Kenny Schachter Contemporary

Graham Gillmore’s current work seems to come in two visually distinct types. First, there are those paintings made up of casually modeled words and phrases linked by an intestine-like labyrinth of thought bubbles; these red and blue lines elaborate the innuendo and potential that create each work’s particular sense of drama. In I will you won’t, You do I don’t (all works 2003), variations on the phrases “I won’t I will” and “you won’t you will” vie for our attention in a sort of distillation of erotic gamesmanship. By the time the viewer reaches the lower righthand corner of the work, the standoff has poignantly devolved into a messy pileup of humiliation and defeat, as the word LOST settles at the very bottom and AGAIN crawls up one side.

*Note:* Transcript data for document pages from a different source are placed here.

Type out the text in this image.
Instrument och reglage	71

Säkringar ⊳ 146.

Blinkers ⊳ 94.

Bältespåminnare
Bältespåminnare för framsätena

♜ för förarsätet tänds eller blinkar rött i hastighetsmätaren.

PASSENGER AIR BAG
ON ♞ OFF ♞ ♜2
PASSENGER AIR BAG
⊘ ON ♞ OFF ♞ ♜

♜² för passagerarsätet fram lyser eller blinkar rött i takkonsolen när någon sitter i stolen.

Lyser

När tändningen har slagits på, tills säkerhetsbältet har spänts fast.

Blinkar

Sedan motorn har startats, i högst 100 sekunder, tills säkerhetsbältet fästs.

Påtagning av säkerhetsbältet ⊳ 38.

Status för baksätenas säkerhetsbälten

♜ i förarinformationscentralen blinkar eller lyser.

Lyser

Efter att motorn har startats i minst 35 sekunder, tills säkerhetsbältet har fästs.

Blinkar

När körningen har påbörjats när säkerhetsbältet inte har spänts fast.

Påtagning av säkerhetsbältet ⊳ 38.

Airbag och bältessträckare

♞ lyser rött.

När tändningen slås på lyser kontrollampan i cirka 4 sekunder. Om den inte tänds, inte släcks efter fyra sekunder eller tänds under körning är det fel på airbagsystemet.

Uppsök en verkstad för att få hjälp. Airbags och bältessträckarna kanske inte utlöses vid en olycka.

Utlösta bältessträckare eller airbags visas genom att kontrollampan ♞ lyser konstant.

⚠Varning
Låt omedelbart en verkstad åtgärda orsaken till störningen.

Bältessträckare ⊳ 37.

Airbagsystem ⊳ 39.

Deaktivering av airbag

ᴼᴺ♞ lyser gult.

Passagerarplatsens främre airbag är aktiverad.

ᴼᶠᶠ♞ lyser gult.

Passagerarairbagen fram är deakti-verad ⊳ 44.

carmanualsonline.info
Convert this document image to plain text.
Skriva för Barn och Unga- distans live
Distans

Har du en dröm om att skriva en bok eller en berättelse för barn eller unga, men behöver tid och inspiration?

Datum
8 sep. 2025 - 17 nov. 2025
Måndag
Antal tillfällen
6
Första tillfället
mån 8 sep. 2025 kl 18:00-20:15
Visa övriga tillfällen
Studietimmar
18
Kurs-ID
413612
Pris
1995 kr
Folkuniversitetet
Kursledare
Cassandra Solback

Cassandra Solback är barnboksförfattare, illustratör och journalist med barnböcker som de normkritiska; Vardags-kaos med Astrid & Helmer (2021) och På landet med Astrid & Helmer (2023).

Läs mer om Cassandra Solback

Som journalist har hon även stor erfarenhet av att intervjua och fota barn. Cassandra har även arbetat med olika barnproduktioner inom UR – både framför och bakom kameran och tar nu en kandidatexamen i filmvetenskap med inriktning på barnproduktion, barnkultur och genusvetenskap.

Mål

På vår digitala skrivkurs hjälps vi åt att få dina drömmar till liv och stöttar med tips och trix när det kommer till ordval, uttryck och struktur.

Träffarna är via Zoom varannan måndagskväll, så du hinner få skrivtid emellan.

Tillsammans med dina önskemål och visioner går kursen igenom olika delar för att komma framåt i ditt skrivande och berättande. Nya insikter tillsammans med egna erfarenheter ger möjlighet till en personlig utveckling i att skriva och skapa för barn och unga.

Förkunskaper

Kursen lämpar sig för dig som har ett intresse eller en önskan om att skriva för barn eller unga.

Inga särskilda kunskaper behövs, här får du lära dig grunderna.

With this format, Gillmore is able to engage and critique a variety of sensual and societal circumstances. In Republican Club, a tangle of “cheers,” “tips,” “camp,” “clinics,” and “conventions”—words that could derive from a high school fight song or cheerleading-camp credo—extract a cold, curt essence from an inane lingo. A pissed-off quality to the handwriting means the works are all the more raw for their straightforwardness.

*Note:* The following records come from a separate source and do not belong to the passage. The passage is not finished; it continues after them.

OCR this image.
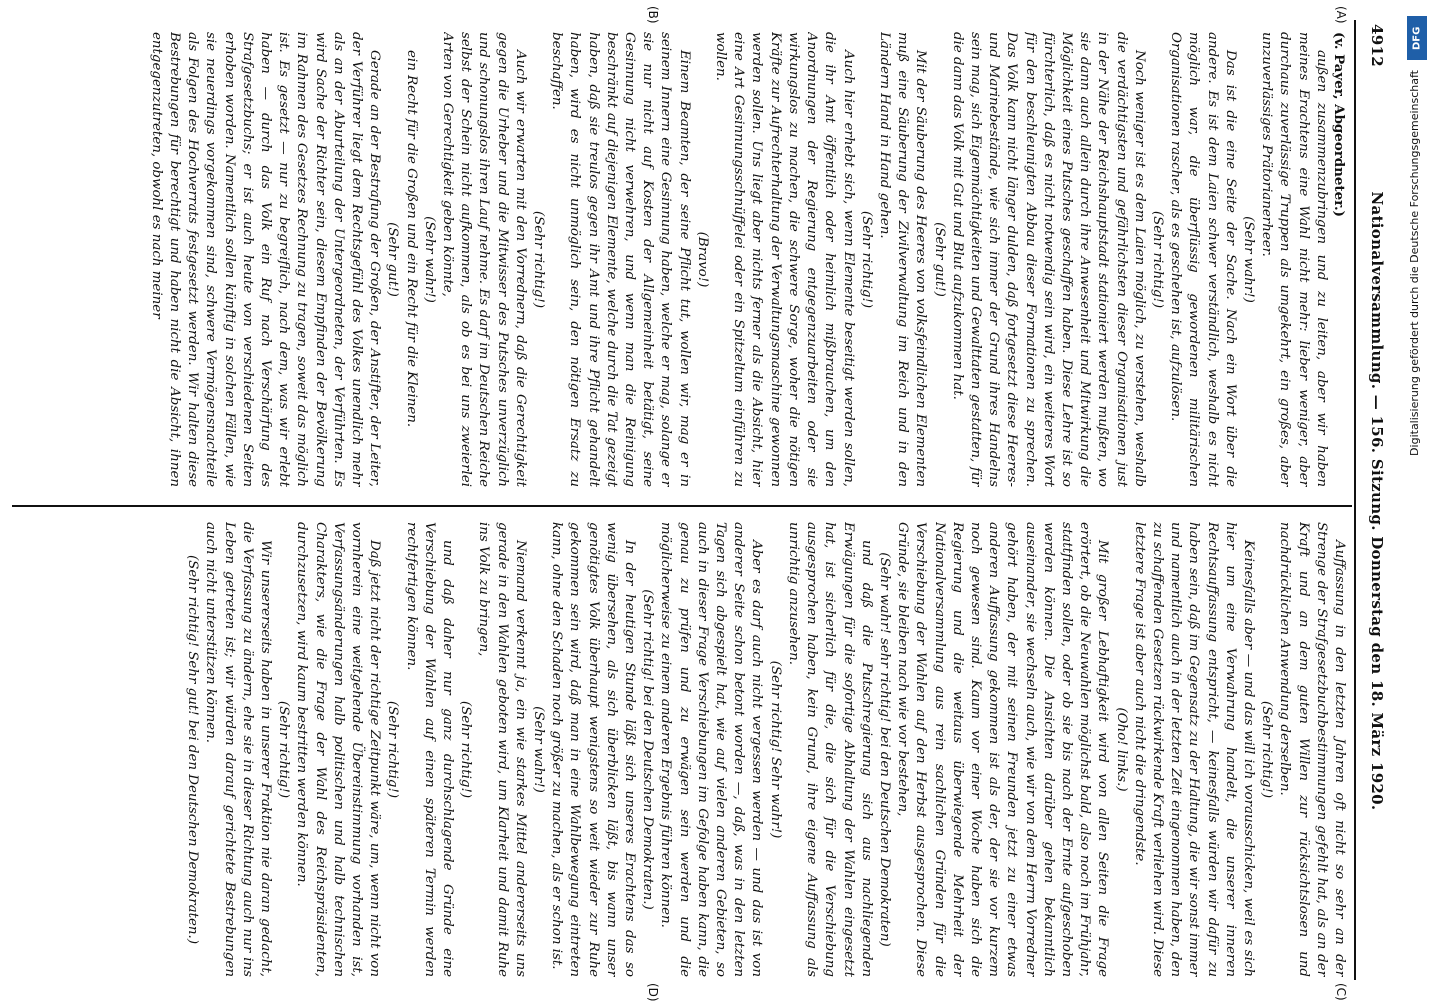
4912
Nationalversammlung. — 156. Sitzung. Donnerstag den 18. März 1920.
(A)
(B)
(C)
(D)

(v. Payer, Abgeordneter.)

außen zusammenzubringen und zu leiten, aber wir haben meines Erachtens eine Wahl nicht mehr: lieber weniger, aber durchaus zuverlässige Truppen als umgekehrt, ein großes, aber unzuverlässiges Prätorianerheer.

(Sehr wahr!)

Das ist die eine Seite der Sache. Nach ein Wort über die andere. Es ist dem Laien schwer verständlich, weshalb es nicht möglich war, die überflüssig gewordenen militärischen Organisationen rascher, als es geschehen ist, aufzulösen.

(Sehr richtig!)

Noch weniger ist es dem Laien möglich, zu verstehen, weshalb die verdächtigsten und gefährlichsten dieser Organisationen just in der Nähe der Reichshauptstadt stationiert werden mußten, wo sie dann auch allein durch ihre Anwesenheit und Mitwirkung die Möglichkeit eines Putsches geschaffen haben. Diese Lehre ist so fürchterlich, daß es nicht notwendig sein wird, ein weiteres Wort für den beschleunigten Abbau dieser Formationen zu sprechen. Das Volk kann nicht länger dulden, daß fortgesetzt diese Heeres- und Marinebestände, wie sich immer der Grund ihres Handelns sein mag, sich Eigenmächtigkeiten und Gewalttaten gestatten, für die dann das Volk mit Gut und Blut aufzukommen hat.

(Sehr gut!)

Mit der Säuberung des Heeres von volksfeindlichen Elementen muß eine Säuberung der Zivilverwaltung im Reich und in den Ländern Hand in Hand gehen.

(Sehr richtig!)

Auch hier erhebt sich, wenn Elemente beseitigt werden sollen, die ihr Amt öffentlich oder heimlich mißbrauchen, um den Anordnungen der Regierung entgegenzuarbeiten oder sie wirkungslos zu machen, die schwere Sorge, woher die nötigen Kräfte zur Aufrechterhaltung der Verwaltungsmaschine gewonnen werden sollen. Uns liegt aber nichts ferner als die Absicht, hier eine Art Gesinnungsschnüffelei oder ein Spitzeltum einführen zu wollen.

(Bravo!)

Einem Beamten, der seine Pflicht tut, wollen wir, mag er in seinem Innern eine Gesinnung haben, welche er mag, solange er sie nur nicht auf Kosten der Allgemeinheit betätigt, seine Gesinnung nicht verwehren, und wenn man die Reinigung beschränkt auf diejenigen Elemente, welche durch die Tat gezeigt haben, daß sie treulos gegen ihr Amt und ihre Pflicht gehandelt haben, wird es nicht unmöglich sein, den nötigen Ersatz zu beschaffen.

(Sehr richtig!)

Auch wir erwarten mit den Vorrednern, daß die Gerechtigkeit gegen die Urheber und die Mitwisser des Putsches unverzüglich und schonungslos ihren Lauf nehme. Es darf im Deutschen Reiche selbst der Schein nicht aufkommen, als ob es bei uns zweierlei Arten von Gerechtigkeit geben könnte,

(Sehr wahr!)

ein Recht für die Großen und ein Recht für die Kleinen.

(Sehr gut!)

Gerade an der Bestrafung der Großen, der Anstifter, der Leiter, der Verführer liegt dem Rechtsgefühl des Volkes unendlich mehr als an der Aburteilung der Untergeordneten, der Verführten. Es wird Sache der Richter sein, diesem Empfinden der Bevölkerung im Rahmen des Gesetzes Rechnung zu tragen, soweit das möglich ist. Es gesetzt — nur zu begreiflich, nach dem, was wir erlebt haben — durch das Volk ein Ruf nach Verschärfung des Strafgesetzbuchs; er ist auch heute von verschiedenen Seiten erhoben worden. Namentlich sollen künftig in solchen Fällen, wie sie neuerdings vorgekommen sind, schwere Vermögensnachteile als Folgen des Hochverrats festgesetzt werden. Wir halten diese Bestrebungen für berechtigt und haben nicht die Absicht, ihnen entgegenzutreten, obwohl es nach meiner

Auffassung in den letzten Jahren oft nicht so sehr an der Strenge der Strafgesetzbuchbestimmungen gefehlt hat, als an der Kraft und an dem guten Willen zur rücksichtslosen und nachdrücklichen Anwendung derselben.

(Sehr richtig!)

Keinesfalls aber — und das will ich vorausschicken, weil es sich hier um eine Verwahrung handelt, die unserer inneren Rechtsauffassung entspricht, — keinesfalls würden wir dafür zu haben sein, daß im Gegensatz zu der Haltung, die wir sonst immer und namentlich auch in der letzten Zeit eingenommen haben, den zu schaffenden Gesetzen rückwirkende Kraft verliehen wird. Diese letztere Frage ist aber auch nicht die dringendste.

(Oho! links.)

Mit großer Lebhaftigkeit wird von allen Seiten die Frage erörtert, ob die Neuwahlen möglichst bald, also noch im Frühjahr, stattfinden sollen, oder ob sie bis nach der Ernte aufgeschoben werden können. Die Ansichten darüber gehen bekanntlich auseinander, sie wechseln auch, wie wir von dem Herrn Vorredner gehört haben, der mit seinen Freunden jetzt zu einer etwas anderen Auffassung gekommen ist als der, der sie vor kurzem noch gewesen sind. Kaum vor einer Woche haben sich die Regierung und die weitaus überwiegende Mehrheit der Nationalversammlung aus rein sachlichen Gründen für die Verschiebung der Wahlen auf den Herbst ausgesprochen. Diese Gründe, sie bleiben nach wie vor bestehen,

(Sehr wahr! sehr richtig! bei den Deutschen Demokraten)

und daß die Putschregierung sich aus nachliegenden Erwägungen für die sofortige Abhaltung der Wahlen eingesetzt hat, ist sicherlich für die, die sich für die Verschiebung ausgesprochen haben, kein Grund, ihre eigene Auffassung als unrichtig anzusehen.

(Sehr richtig! Sehr wahr!)

Aber es darf auch nicht vergessen werden — und das ist von anderer Seite schon betont worden —, daß, was in den letzten Tagen sich abgespielt hat, wie auf vielen anderen Gebieten, so auch in dieser Frage Verschiebungen im Gefolge haben kann, die genau zu prüfen und zu erwägen sein werden und die möglicherweise zu einem anderen Ergebnis führen können.

(Sehr richtig! bei den Deutschen Demokraten.)

In der heutigen Stunde läßt sich unseres Erachtens das so wenig übersehen, als sich überblicken läßt, bis wann unser genötigtes Volk überhaupt wenigstens so weit wieder zur Ruhe gekommen sein wird, daß man in eine Wahlbewegung eintreten kann, ohne den Schaden noch größer zu machen, als er schon ist.

(Sehr wahr!)

Niemand verkennt ja, ein wie starkes Mittel andererseits uns gerade in den Wahlen geboten wird, um Klarheit und damit Ruhe ins Volk zu bringen,

(Sehr richtig!)

und daß daher nur ganz durchschlagende Gründe eine Verschiebung der Wahlen auf einen späteren Termin werden rechtfertigen können.

(Sehr richtig!)

Daß jetzt nicht der richtige Zeitpunkt wäre, um, wenn nicht von vornherein eine weitgehende Übereinstimmung vorhanden ist, Verfassungsänderungen halb politischen und halb technischen Charakters, wie die Frage der Wahl des Reichspräsidenten, durchzusetzen, wird kaum bestritten werden können.

(Sehr richtig!)

Wir unsererseits haben in unserer Fraktion nie daran gedacht, die Verfassung zu ändern, ehe sie in dieser Richtung auch nur ins Leben getreten ist; wir würden darauf gerichtete Bestrebungen auch nicht unterstützen können.

(Sehr richtig! Sehr gut! bei den Deutschen Demokraten.)

DFG
Digitalisierung gefördert durch die Deutsche Forschungsgemeinschaft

Works in Gillmore’s other style are sleeker and more refined, featuring large solids of bright color and a single Ruschalike phrase; these have a watery texture that makes them look almost spraypainted (they’re made by routing words into a wood surface, then pouring the paint on top). Here, Gillmore’s penchant for malapropisms (as in the lyric, sexually evocative Your damp wounds will be sorely mist) and rebuses (as in Boo Fucking Hoo, in which a phallic appendage dangling from the first o in “boo” penetrates the middle letter of “hoo” painted below) finds expression. We’re reminded of Baudelaire’s observation that in every erotic relationship one partner is always the surgeon and the other the patient (or, in his extension of the metaphor, torturer and victim). One recalls as well evolutionary biologist Lynn Margulis’s assertion that sex developed as a result of certain primordial unicellular organisms’ failure to entirely devour one another. To define sex as abandoned cannibalism might be unpleasant, but it might also account for the human situation to which so much of Gillmore’s work seems to speak.

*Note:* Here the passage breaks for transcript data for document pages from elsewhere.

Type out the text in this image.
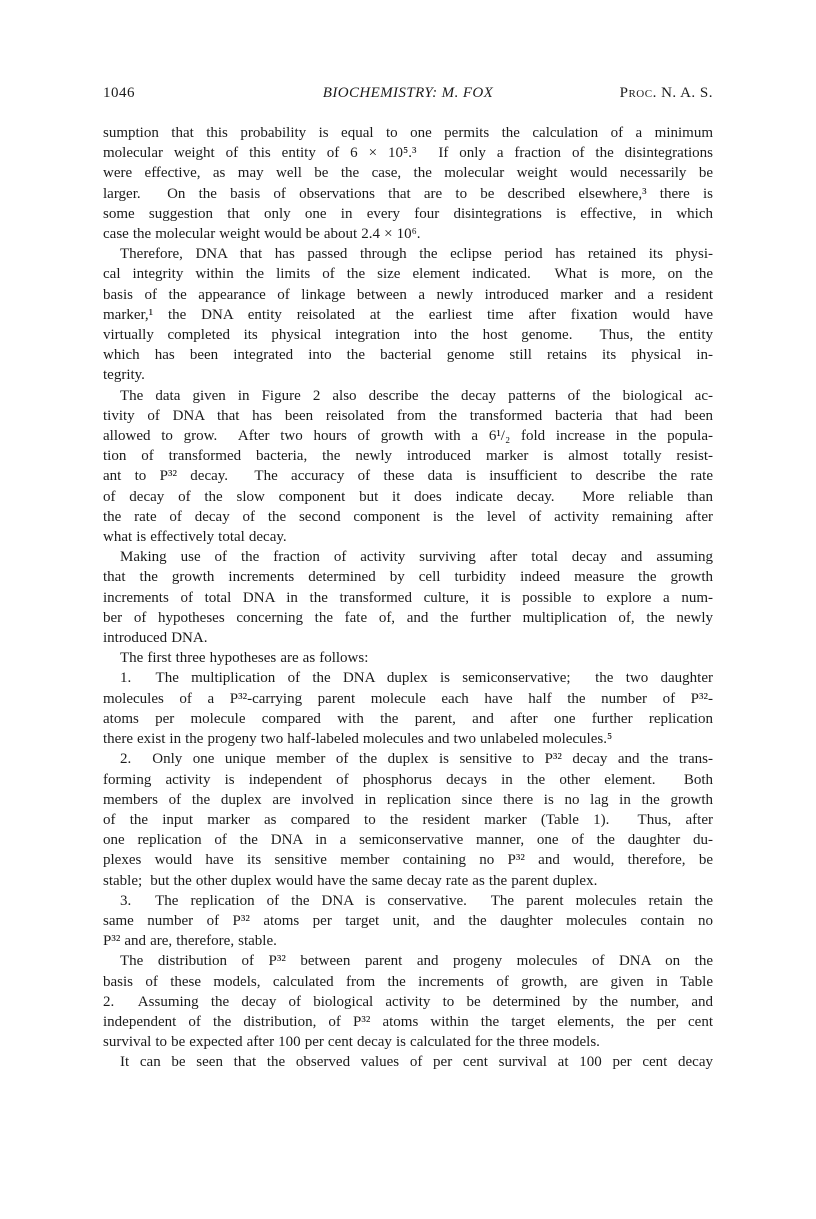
1046	BIOCHEMISTRY: M. FOX	Proc. N. A. S.
sumption that this probability is equal to one permits the calculation of a minimum
molecular weight of this entity of 6 × 10⁵.³  If only a fraction of the disintegrations
were effective, as may well be the case, the molecular weight would necessarily be
larger.  On the basis of observations that are to be described elsewhere,³ there is
some suggestion that only one in every four disintegrations is effective, in which
case the molecular weight would be about 2.4 × 10⁶.
Therefore, DNA that has passed through the eclipse period has retained its physi-
cal integrity within the limits of the size element indicated.  What is more, on the
basis of the appearance of linkage between a newly introduced marker and a resident
marker,¹ the DNA entity reisolated at the earliest time after fixation would have
virtually completed its physical integration into the host genome.  Thus, the entity
which has been integrated into the bacterial genome still retains its physical in-
tegrity.
The data given in Figure 2 also describe the decay patterns of the biological ac-
tivity of DNA that has been reisolated from the transformed bacteria that had been
allowed to grow.  After two hours of growth with a 6¹/₂ fold increase in the popula-
tion of transformed bacteria, the newly introduced marker is almost totally resist-
ant to P³² decay.  The accuracy of these data is insufficient to describe the rate
of decay of the slow component but it does indicate decay.  More reliable than
the rate of decay of the second component is the level of activity remaining after
what is effectively total decay.
Making use of the fraction of activity surviving after total decay and assuming
that the growth increments determined by cell turbidity indeed measure the growth
increments of total DNA in the transformed culture, it is possible to explore a num-
ber of hypotheses concerning the fate of, and the further multiplication of, the newly
introduced DNA.
The first three hypotheses are as follows:
1.  The multiplication of the DNA duplex is semiconservative;  the two daughter
molecules of a P³²-carrying parent molecule each have half the number of P³²-
atoms per molecule compared with the parent, and after one further replication
there exist in the progeny two half-labeled molecules and two unlabeled molecules.⁵
2.  Only one unique member of the duplex is sensitive to P³² decay and the trans-
forming activity is independent of phosphorus decays in the other element.  Both
members of the duplex are involved in replication since there is no lag in the growth
of the input marker as compared to the resident marker (Table 1).  Thus, after
one replication of the DNA in a semiconservative manner, one of the daughter du-
plexes would have its sensitive member containing no P³² and would, therefore, be
stable;  but the other duplex would have the same decay rate as the parent duplex.
3.  The replication of the DNA is conservative.  The parent molecules retain the
same number of P³² atoms per target unit, and the daughter molecules contain no
P³² and are, therefore, stable.
The distribution of P³² between parent and progeny molecules of DNA on the
basis of these models, calculated from the increments of growth, are given in Table
2.  Assuming the decay of biological activity to be determined by the number, and
independent of the distribution, of P³² atoms within the target elements, the per cent
survival to be expected after 100 per cent decay is calculated for the three models.
It can be seen that the observed values of per cent survival at 100 per cent decay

Gillmore’s is a unique painterly vernacular, equally streetwise and composed. He walks an emotional tightrope between heat and cold, and these paintings contain a sense of an ultimately ecstatic ambivalence. The monumental diptych I Don’t, with its human-size twin green rectangular monoliths—the letters N’T on the right negating the ur-romantic and -affirmative I DO on the left—embodies Gillmore’s overarching theme of lives spent navigating the antipodes: being and nothingness, the raw and the refined, acceptance and rejection, risk and restraint. One trusts this work because it seems to reflect lived, felt experience and to have settled on a stance of hard-edged sympathy or laconic remove that glances back to include us, its ironies in the last instance sincere.